Il pourrait faire figure d’irréductible petit village gaulois version restauration ! Au 45 rue du Maréchal Victor à Nancy, en plein cœur des Rives de Meurthe à quelques encablures du complexe Kinépolis et de ses restaurants aux alentours, O Petit Poète est l’un des rares établissements indépendants à être installé dans les édifices d’antan de ce quartier nancéien en pleine métamorphose. Propriété de Christophe Adam, l’établissement qui accueillait auparavant la Bonne Gamelle, est tenue en gérance par Cyrille Jarosz depuis la fin de l’année dernière. Autodidacte et passionné de cuisine, cet ancien commercial a décroché son CAP cuisine en juin dernier. À 36 ans, il évolue aujourd’hui dans son univers épaulé dans son ouvrage quotidien par Didier en cuisine et Cassandra en salle. 45 couverts au total pour une ouverture du lundi au vendredi avec réservation quasi obligatoire en soirée. Dans l’assiette : «pas de recette miracle, une cuisine du marché avec des produits frais et du fait maison de l’entrée au dessert», assure le chef des lieux. «Les gens veulent de l’authenticité et du bien manger.» Un plat végétarien, une viande, un poisson sont proposés chaque jour «avec une carte réduite qui change toutes les semaines.» Un ticket moyen entre 16 et 20 euros «pour une moyenne d’une trentaine de couverts tous les jours.» Pas de chichi mais du bon avec une bistronomie indéniable affichée dans un cadre chaleureux et une déco similaire mais sans trop en faire. «Nous avons envie de continuer à nous développer mais tout en gardant notre approche initiale.»

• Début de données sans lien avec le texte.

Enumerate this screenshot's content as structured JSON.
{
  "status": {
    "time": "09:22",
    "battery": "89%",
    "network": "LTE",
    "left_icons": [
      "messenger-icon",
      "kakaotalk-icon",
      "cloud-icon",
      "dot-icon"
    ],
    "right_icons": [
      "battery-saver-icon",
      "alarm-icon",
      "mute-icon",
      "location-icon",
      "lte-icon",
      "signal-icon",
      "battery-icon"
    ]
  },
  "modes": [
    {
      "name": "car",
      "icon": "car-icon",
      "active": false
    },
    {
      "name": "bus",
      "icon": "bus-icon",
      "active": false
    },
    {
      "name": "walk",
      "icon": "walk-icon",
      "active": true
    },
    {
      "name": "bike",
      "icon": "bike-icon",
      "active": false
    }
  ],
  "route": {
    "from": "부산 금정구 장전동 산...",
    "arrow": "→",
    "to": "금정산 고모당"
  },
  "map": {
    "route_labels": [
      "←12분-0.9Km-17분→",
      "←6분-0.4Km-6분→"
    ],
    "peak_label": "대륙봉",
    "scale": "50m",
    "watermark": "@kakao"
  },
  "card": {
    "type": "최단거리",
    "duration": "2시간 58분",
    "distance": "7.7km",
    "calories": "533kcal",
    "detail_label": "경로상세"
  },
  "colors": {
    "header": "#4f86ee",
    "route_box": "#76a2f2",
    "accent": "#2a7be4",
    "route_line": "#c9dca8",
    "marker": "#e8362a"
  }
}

Quand la bistronomie rencontre la poésie

De l’authentique qu’on vous dit. «Quand la bistronomie rencontre la poésie, il y a souvent un coup de foudre.» Christophe Adam affiche sa devise sur la carte de visite du restaurant ce qui en dit long sur l’âme recherchée des murs quasi palpable. Des beaux mots pour des bons mets, une façon d’être à partager. Le partage ! S’il est présent le midi «avec une clientèle souvent composée de collaborateurs des bureaux environnants», il prend tout son sens les soirs où à côté de l’aspect restauration, O Petit Poète fait office également de lieu de petites prestations scéniques aussi bien musicales, littéraires ou d’autres volets artistiques. «Dans la cuisine où flotte une senteur de thym. Au retour du marché comme un soir de butin. S’entassent pêle-mêle avec les lourdes viandes, les poireaux, les radis, les oignons en guirlandes, les grands choux violets, le rouge potiron, la tomate vernie et le pâle citron.» Des extraits de prose et de vers, comme ceux du poète du XIXe Albert Samain (La Cuisine pour les puristes), ponctuent la carte mettant en valeur le menu par une note bien pensée. Une belle entrée en matière à la sauce épicurienne. En plus de bien manger, les convives ressortent de table un peu plus cultivés… enfin pour ceux qui sont réceptifs aux beaux mots.